While most know the importance of changing brake pads, few perhaps understand the necessity of maintaining both your pads and the brake pistons. Keeping them clean and in good order contributes to optimal braking and in the case of seized pistons is an essential skill to get them working again.
Tools you’ll need to clean, repair and rebuilt your calipers are:
- Both 1500 and 800 wet and dry sand paper
- Wrenches and sockets
- Brake Piston removal tool
- Brake fluid
- Brake cleaner
- Specially formulated grease for brakes
Let’s begin by removing the pads from the caliper. You’ll first need to remove the pad pin or pins (1) which holds the pads (2) in place. Once you unscrew that you can remove the brake pads. There’s usually an anti-rattle shim (3) beneath the pads too – it’s probably a good idea to take a photo of the shims location as it’s not always obvious when you return everything back together.
To properly clean your calipers, you’ll need to disconnect them from the brake line. That means you’ll need to bleed your system when you reinstall the caliper. If you don’t want to do that, you won’t be able to remove the piston(s) and it will be a little more difficult to give the caliper a thorough clean.

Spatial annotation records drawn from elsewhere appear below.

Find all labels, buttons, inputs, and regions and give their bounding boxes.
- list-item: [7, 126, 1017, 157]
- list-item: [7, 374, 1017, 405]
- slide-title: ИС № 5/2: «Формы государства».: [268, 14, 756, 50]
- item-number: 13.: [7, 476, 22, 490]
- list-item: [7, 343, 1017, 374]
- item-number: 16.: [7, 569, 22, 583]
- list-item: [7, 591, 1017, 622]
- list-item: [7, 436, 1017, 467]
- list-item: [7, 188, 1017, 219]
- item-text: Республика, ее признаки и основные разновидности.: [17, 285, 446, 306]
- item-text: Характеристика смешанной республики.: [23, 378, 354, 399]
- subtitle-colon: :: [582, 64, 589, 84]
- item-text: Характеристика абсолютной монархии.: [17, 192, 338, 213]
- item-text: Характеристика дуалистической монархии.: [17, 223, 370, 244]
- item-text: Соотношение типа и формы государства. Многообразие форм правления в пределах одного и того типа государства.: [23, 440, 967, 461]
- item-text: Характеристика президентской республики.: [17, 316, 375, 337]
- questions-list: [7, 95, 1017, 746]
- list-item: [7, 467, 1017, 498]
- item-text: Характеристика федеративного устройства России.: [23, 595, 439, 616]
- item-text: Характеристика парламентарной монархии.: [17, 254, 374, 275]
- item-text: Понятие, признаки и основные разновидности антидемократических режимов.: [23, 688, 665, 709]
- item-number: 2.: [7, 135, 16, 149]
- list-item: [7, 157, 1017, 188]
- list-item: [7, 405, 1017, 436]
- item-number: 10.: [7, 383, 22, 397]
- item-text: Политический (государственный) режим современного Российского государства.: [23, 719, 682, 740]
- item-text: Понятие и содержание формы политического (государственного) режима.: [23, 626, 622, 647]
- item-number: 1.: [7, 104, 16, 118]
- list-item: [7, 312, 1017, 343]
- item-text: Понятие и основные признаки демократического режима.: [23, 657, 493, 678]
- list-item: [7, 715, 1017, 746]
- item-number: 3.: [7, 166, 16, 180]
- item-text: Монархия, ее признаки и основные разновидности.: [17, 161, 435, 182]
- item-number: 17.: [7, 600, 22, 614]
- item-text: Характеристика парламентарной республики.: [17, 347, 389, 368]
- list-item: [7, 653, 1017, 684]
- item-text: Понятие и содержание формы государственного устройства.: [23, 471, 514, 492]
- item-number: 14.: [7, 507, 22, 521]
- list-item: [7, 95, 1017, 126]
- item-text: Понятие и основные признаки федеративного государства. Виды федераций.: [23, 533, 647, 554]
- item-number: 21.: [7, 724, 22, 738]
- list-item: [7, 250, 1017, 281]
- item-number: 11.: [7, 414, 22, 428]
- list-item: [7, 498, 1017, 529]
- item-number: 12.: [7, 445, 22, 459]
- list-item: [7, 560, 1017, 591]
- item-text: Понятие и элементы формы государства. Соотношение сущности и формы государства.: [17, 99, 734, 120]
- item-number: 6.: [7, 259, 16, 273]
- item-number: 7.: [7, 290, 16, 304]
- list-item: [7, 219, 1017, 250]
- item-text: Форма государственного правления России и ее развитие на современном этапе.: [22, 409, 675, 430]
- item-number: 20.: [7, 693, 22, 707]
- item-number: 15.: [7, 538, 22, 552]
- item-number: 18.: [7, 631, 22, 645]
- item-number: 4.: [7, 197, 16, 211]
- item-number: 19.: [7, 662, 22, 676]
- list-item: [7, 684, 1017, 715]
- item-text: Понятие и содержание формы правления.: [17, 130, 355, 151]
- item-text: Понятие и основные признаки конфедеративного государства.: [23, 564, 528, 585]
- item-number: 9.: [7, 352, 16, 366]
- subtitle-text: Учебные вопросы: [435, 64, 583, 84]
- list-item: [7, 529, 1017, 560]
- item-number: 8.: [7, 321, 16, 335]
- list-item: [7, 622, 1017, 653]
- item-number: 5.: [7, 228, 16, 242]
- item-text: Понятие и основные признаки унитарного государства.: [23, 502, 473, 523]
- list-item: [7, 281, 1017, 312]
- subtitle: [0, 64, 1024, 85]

On the basis that you are going to clean everything, loosen the banjo bolt that connects the brake line to the caliper and for the meantime, tighten it up by hand. This allows us to release pressure in the system so that we can remove the piston.
We’d recommend using a proper piston removal tool like the one we have from Bikeservice. It works by being placed inside the piston and gripping it internally and saves a lot of time and headaches for a job like this. Whatever you do, don’t grip the outside of the piston when trying to remove it – you’ll potentially score or damage the piston that way and that will lead to a leaking and ultimately useless brake piston.
An alternative is to completely disconnect the banjo bolt and spray compressed air into the hole, pushing the piston out.
Now onto cleaning. Make sure that you only use proper brake cleaner as certain cleaning fluids don’t play nicely with the seals inside the piston. We’re using a brake cleaner from Motul. You can use a metal brush on bracket and other hard parts of the caliper, but keep it well away from the piston, cylinder and the pads. To be safe, just use an old toothbrush in conjunction with the brake cleaner.
For the piston itself you can clean it and remove any dirt, rust or grit with 1500 grade wet and dry paper in conjunction with brake cleaner. For the pads, clean them with 800 grade wet and dry. Don’t forget to clean the backs but just as importantly, the sides and the whole where the pad pin goes.
Once everything is cleaned up but before we reassemble, we need to apply some grease to the backs of the pads and the pad pin. Some people decide to forgo using grease on the backs of the pads which essentially just reduces noise, but seeing as you have to use it on the pad pin(s), we don’t see any harm in it. Just make sure you use properly formulated brake grease – it needs to be able to withstand extremely high temperatures and be water proof.
Now, time to reassemble. Put some brake fluid on both the outside of the piston and in the cylinder, then push the piston in by hand. It should slip in nicely. Next, place the anti-rattle shim back to its original location and then the first pad – place the one that sits up against the piston first and/or is on the side that the pad pin first enters. Place the opposing pad and then thread through the pad pin(s). Check to make sure that the anti-rattle shim hasn’t moved while doing this. Re tighten the pins to the manufacturer’s recommended torque levels.
Now return your caliper to the bike and re-bleed your brakes. We’d recommend that for the first few kilometres, treat your brakes as if they were brand new and go easy on them. Do a few low speed emergency stops too.